Further, it said, a deal with police and Newfoundland’s Ministry of Justice not to charge possibly offending clergy allowed the church to move clergy out of province “undetected, unsanctioned and without any adequate warning to the recipient jurisdiction.”
The claim said Quigley told Doe he had been at Mount Cashel at the time of the alleged abuses and that he was worried about being called to testify in court. And, it said Quigley was part of movement of people associated with abuse between different areas of Canada.
He had been sent to St. Thomas More Collegiate in Burnaby prior to going to Prince George.
The claim said Vancouver’s archbishop had responsibility for St. Thomas More and had power over transfer and removal of Christian Brothers.
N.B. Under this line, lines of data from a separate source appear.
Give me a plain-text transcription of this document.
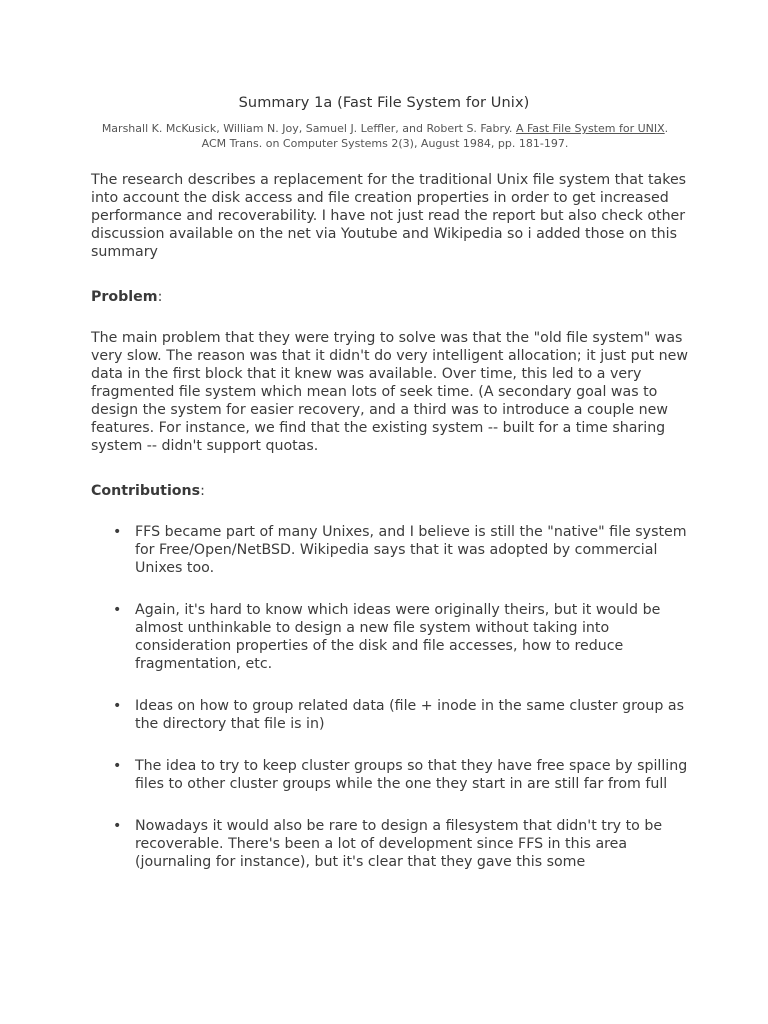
Summary 1a (Fast File System for Unix)

Marshall K. McKusick, William N. Joy, Samuel J. Leffler, and Robert S. Fabry. A Fast File System for UNIX. ACM Trans. on Computer Systems 2(3), August 1984, pp. 181-197.

The research describes a replacement for the traditional Unix file system that takes into account the disk access and file creation properties in order to get increased performance and recoverability. I have not just read the report but also check other discussion available on the net via Youtube and Wikipedia so i added those on this summary

Problem:

The main problem that they were trying to solve was that the "old file system" was very slow. The reason was that it didn't do very intelligent allocation; it just put new data in the first block that it knew was available. Over time, this led to a very fragmented file system which mean lots of seek time. (A secondary goal was to design the system for easier recovery, and a third was to introduce a couple new features. For instance, we find that the existing system -- built for a time sharing system -- didn't support quotas.

Contributions:

• FFS became part of many Unixes, and I believe is still the "native" file system for Free/Open/NetBSD. Wikipedia says that it was adopted by commercial Unixes too.
• Again, it's hard to know which ideas were originally theirs, but it would be almost unthinkable to design a new file system without taking into consideration properties of the disk and file accesses, how to reduce fragmentation, etc.
• Ideas on how to group related data (file + inode in the same cluster group as the directory that file is in)
• The idea to try to keep cluster groups so that they have free space by spilling files to other cluster groups while the one they start in are still far from full
• Nowadays it would also be rare to design a filesystem that didn't try to be recoverable. There's been a lot of development since FFS in this area (journaling for instance), but it's clear that they gave this some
It said the archdiocese ought to have known of allegations against Christian Brothers, including Quigley.
The suit said all the defendants “were complicit in a culture of entrenched clericalism and distorted beliefs that implicitly promoted the psychosexual immaturity of priests and religious institute brothers and the perpetuation of sexually deviant behaviour and/or a victim-to-perpetrator cycle.”
No record, Vancouver archdiocese said
In a statement to Glacier Media at the time of the lawsuit’s filing, the Vancouver archdiocese said there is no record of Quigley having worked for it.
“We can clarify that the accused was employed in Prince George at the time reported,” the statement said. “We have deep regret for the harms any victims have experienced as a result of sexual abuse or assault.”
While the archdiocese did not comment further as the case is in the courts, the statement did encourage anyone who has experienced sexual abuse by a Catholic cleric to call professional counsellors at an independent complaint line at 604-363-7338 or go directly to the RCMP.
Initially named as defendants in the case were:
- Quigley;
- The Roman Catholic Episcopal Corporation of Prince Rupert also known as the Diocese of Prince George, British Columbia;
- Bishop Emeritus Gerald Wiesner;
- The Catholic Independent Schools Diocese of Prince George, formerly the Catholic Public Schools of the Vicariate of Prince Rupert;
- Prince George College, also known as O’Grady Catholic High School;
- St. Thomas More Collegiate Ltd., the Roman Catholic Archbishop of Vancouver;
- The Catholic Independent Schools of Vancouver Archbishop; and
- The Roman Catholic Episcopal Corporation of St. John’s.